Aleix le encara y el pequeño Michael alza el brazo escayolado como para decirle «déjame en paz». Sin embargo, calcula mal la distancia y le propina un escayolazo en todo el careto. Aleix se lleva las manos a la cara. Se ha llevado un galleto de puta madre. El pequeño Douglas está fascinado. Nunca antes había noqueado a nadie que fuera más alto que él y es muy probable que no vuelva a hacerlo en toda su vida.

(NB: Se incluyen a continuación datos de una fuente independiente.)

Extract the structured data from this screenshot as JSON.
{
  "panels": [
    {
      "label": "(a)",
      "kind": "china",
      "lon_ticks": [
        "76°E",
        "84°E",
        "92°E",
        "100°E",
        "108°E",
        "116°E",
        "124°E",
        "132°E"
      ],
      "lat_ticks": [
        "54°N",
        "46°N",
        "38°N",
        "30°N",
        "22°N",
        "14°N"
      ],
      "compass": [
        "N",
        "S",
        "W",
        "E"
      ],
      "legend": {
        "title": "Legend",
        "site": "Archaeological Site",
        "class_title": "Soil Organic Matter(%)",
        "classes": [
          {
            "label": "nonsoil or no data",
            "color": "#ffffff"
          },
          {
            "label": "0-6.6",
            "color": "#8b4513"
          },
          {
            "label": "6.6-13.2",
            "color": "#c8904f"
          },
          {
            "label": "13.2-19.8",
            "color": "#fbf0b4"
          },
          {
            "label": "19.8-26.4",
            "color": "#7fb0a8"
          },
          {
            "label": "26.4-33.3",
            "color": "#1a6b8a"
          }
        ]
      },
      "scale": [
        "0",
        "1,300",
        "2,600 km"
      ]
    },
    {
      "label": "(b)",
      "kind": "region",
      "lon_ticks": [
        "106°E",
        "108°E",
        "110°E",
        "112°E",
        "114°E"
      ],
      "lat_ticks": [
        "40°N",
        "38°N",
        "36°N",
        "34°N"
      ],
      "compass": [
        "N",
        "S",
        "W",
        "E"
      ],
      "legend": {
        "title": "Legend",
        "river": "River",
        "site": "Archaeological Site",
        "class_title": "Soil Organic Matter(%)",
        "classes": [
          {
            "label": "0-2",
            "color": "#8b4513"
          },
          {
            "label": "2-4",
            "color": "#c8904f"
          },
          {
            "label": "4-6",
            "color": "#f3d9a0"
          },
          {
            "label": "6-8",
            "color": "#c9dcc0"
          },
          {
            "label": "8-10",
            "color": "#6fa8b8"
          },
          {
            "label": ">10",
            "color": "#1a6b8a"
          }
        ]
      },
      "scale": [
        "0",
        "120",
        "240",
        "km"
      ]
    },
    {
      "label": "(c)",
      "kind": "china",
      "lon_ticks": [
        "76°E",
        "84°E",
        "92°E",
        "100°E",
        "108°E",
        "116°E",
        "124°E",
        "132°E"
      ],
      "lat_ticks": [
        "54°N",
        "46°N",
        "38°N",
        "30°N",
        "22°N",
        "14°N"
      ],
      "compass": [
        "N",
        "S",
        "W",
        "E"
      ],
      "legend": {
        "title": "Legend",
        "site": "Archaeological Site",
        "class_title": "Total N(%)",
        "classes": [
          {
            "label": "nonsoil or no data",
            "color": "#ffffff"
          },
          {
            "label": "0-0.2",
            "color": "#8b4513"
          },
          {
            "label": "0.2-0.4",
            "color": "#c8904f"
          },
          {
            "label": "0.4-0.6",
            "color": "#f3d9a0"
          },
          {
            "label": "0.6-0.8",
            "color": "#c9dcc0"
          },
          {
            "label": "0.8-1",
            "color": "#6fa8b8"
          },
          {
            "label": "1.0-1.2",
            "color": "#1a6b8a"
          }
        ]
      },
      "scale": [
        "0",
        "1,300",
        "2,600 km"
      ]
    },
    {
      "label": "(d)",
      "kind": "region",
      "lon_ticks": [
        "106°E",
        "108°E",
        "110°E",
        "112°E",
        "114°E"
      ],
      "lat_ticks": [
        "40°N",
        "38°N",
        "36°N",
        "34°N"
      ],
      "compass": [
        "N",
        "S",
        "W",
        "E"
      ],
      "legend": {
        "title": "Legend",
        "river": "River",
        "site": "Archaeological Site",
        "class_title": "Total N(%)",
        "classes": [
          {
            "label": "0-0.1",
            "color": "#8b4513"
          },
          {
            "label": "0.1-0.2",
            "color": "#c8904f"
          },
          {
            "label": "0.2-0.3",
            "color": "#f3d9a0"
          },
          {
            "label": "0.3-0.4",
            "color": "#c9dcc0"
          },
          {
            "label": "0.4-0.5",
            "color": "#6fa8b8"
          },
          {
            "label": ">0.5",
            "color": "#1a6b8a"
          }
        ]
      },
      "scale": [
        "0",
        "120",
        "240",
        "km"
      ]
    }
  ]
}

Aleix exagera su reacción y abre los dedos de la mano sutilmente. Lo justo para continuar con el drama de la contusión y observar de extranjis a su oponente. Al verlo flipado, con las manos en la cabeza y los hombros encogidos y repitiendo «Pfuá, pfuá» con la elocuencia de un italiano, el jovencito Douglas deja de parecerle el jovencito Douglas. Ahora ve a un cruce entre Joe Pesci y Risitas, que es un perro al que también se conoce como Patán. Es un dibujo animado de los creadores de Los Picapiedra. Aleix sabe quién es Joe Pesci, un italoamericano al que Scorsese no para de escribirle personajes memorables, y también que el jovencito Douglas sabe de cine. Ayer, durante su primer día de clase, observó cómo sobresalía un ejemplar de la revista Dirigido por de su mochila.

Y, obviamente, se lo dice.

—¡Eres un cruce entre Joe Pesci y Risitas!

Y entonces se quita las manos de la cara y observa la cara de póquer de su nuevo amigo y se parte la caja. Ayer estuvo a punto de llover y Aleix le escuchó decir «Joé, tron, va a caer la de san puto es Cristo».

El pequeño Douglas se llama Israel, que es nombre de industrial vasco y de delincuente de Sant Feliu. De algún modo poético e improbable, en Israel coinciden ambos. El industrial y el delincuente. Michael Douglas y Woody Guthrie. Mario Conde y Bob Dylan.